In re the Estate of Duffy

617 N.Y.S.2d 588 | N.Y. App. Div. | 1994

Cardona, P. J.

Appeal (transferred to this Court by order of the Appellate Division, Second Department) from a decree of the Surrogate’s Court of Rockland County (Weiner, S.), entered July 2, 1992, which denied respondent’s objections to petitioner’s proposed distribution of wrongful death proceeds.

At issue is the allocation of the settlement proceeds of a wrongful death action among decedent’s nine children who ranged in age from 19 to 30 at the time of decedent’s death on May 21, 1988. Decedent was 48 years of age at the time of her death, the result of a car accident, and apparently had no surviving spouse. As administrator of his mother’s estate, petitioner commenced an action seeking damages for wrongful death and conscious pain and suffering and Surrogate’s Court granted petitioner’s application to compromise the action in *1170the amount of $270,000, allocating that entire sum to the wrongful death claim without objection from any of the children. Following a hearing to determine the allocation of the wrongful death proceeds, Surrogate’s Court found that all nine children suffered equal pecuniary loss and apportioned the proceeds equally among them. The youngest child, respondent, appeals.

Respondent contends that Surrogate’s Court should have employed the formula first enunciated in Matter of Kaiser (198 Misc 582) for the distribution of wrongful death proceeds. Applying that formula each distributee receives "a percentage of the award in arithmetic proportion to the number of years of dependency for which that distributee would have looked to the deceased for support” (Matter of Acquafredda, 189 AD2d 504, 505). Application of the formula (see, supra, at 505, n 1 [explanation of the "Kaiser formula”]) in this case means that respondent and her sister Diane Duffy would qualify as decedent’s dependents for support purposes because only they had not attained the age of 21* at the time of decedent’s death. Because respondent had approximately 21 months of anticipated dependency (date of birth February 4, 1969) and Diane Duffy had approximately one month of anticipated dependency (date of birth June 27, 1967), respondent claims entitlement to 95.5% of the wrongful death proceeds.

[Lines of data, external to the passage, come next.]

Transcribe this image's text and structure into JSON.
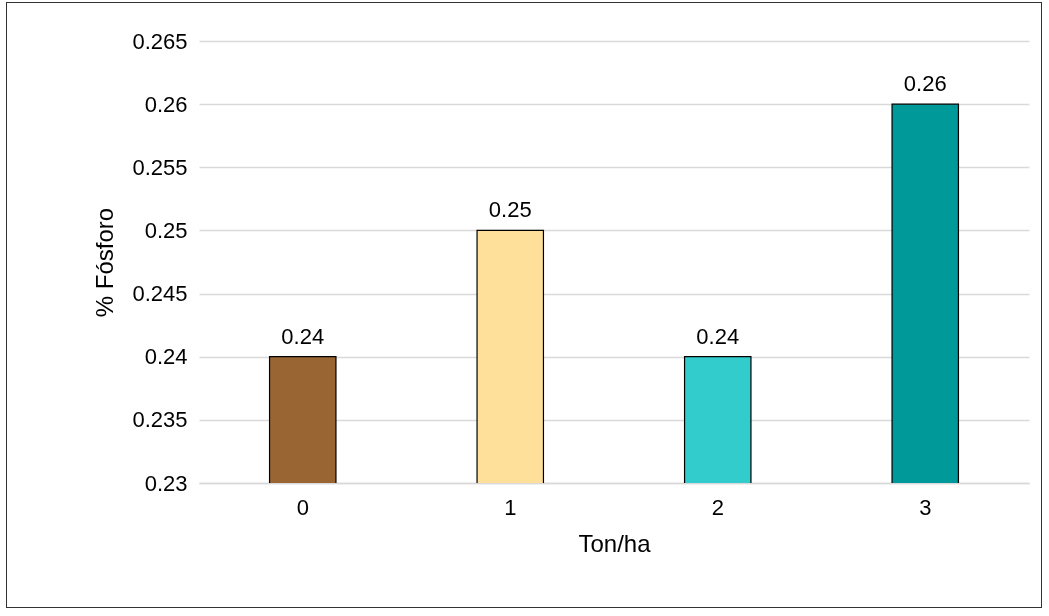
{
  "chart_data": {
    "type": "bar",
    "xlabel": "Ton/ha",
    "ylabel": "% Fósforo",
    "categories": [
      "0",
      "1",
      "2",
      "3"
    ],
    "values": [
      0.24,
      0.25,
      0.24,
      0.26
    ],
    "colors": [
      "#996633",
      "#ffe09a",
      "#33cccc",
      "#009999"
    ],
    "ylim": [
      0.23,
      0.265
    ],
    "yticks": [
      0.23,
      0.235,
      0.24,
      0.245,
      0.25,
      0.255,
      0.26,
      0.265
    ],
    "grid": "y",
    "data_labels": true,
    "legend": false
  }
}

While EPTL 5-4.4 requires that the proceeds of a wrongful death action be distributed to those entitled "in proportion to the pecuniary injuries suffered by them” (EPTL 5-4.4 [a] [1]), the statute does not mandate application of the Kaiser formula or any particular mathematical formula in order to satisfy the "proportionality” concept, especially where equity is not served (see, Matter of Acquafredda, supra, at 506, 517). To this end, "the Surrogate is vested with discretion and with equitable powers as to the proportional allocation of wrongful death proceeds” (supra, at 506). A court should not follow the strict formula of Kaiser if unfairness would result (see, Matter of Singleton, 96 Misc 2d 169). Aside from the duration of anticipated support, Surrogate’s Court may consider "all other evidence showing a disposition on the part of the decedent to provide assistance to a distributee” (Matter of Feld, 153 Misc 2d 615, 620). In this regard, we note that adult children are not precluded from sharing in wrongful death proceeds (see, *1171Gonzalez v New York City Hous. Auth., 77 NY2d 663, 668-669) and may state a claim for pecuniary injuries based upon the loss of a parent’s guidance (see, supra; Tilley v Hudson Riv. R. R. Co., 29 NY 252). Here, respondent was entitled to support from decedent during the remaining 21 months of her minority. Based upon decedent’s family circumstances, her earnings’ record and under all the circumstances as set forth in this record, we find that a support allocation of $10,000 adequately provides for her economic needs during this period.

Based upon this record, we cannot say that Surrogate’s Court erred by concluding that all of decedent’s children suffered pecuniary loss (see, Matter of Acquafredda, supra; Matter of Singleton, supra; see also, Matter of Feld, supra, at 620) and, therefore, the surplus in excess of the $10,000 shall be equally divided among all nine children (see, Matter of Green, 127 Misc 2d 266; Matter of Maerkle, 44 Misc 2d 617). Accordingly, we modify the decree to first provide for the payment of $10,000 from the net proceeds to respondent and that the remaining surplus be apportioned equally among all nine children.

Mikoll, Mercure, White and Yesawich Jr., JJ., concur. Ordered that the decree is modified, on the law and the facts, without costs, by providing for the payment of $10,000 from the net proceeds to respondent before the remaining surplus is equally apportioned among all of decedent’s children, and, as so modified, affirmed.

The age of majority for support purposes is 21 (see, Domestic Relations Law § 32 [3]; Family Ct Act § 413 [1] [a]; Matter of Acquafredda, supra, at 505, n 1).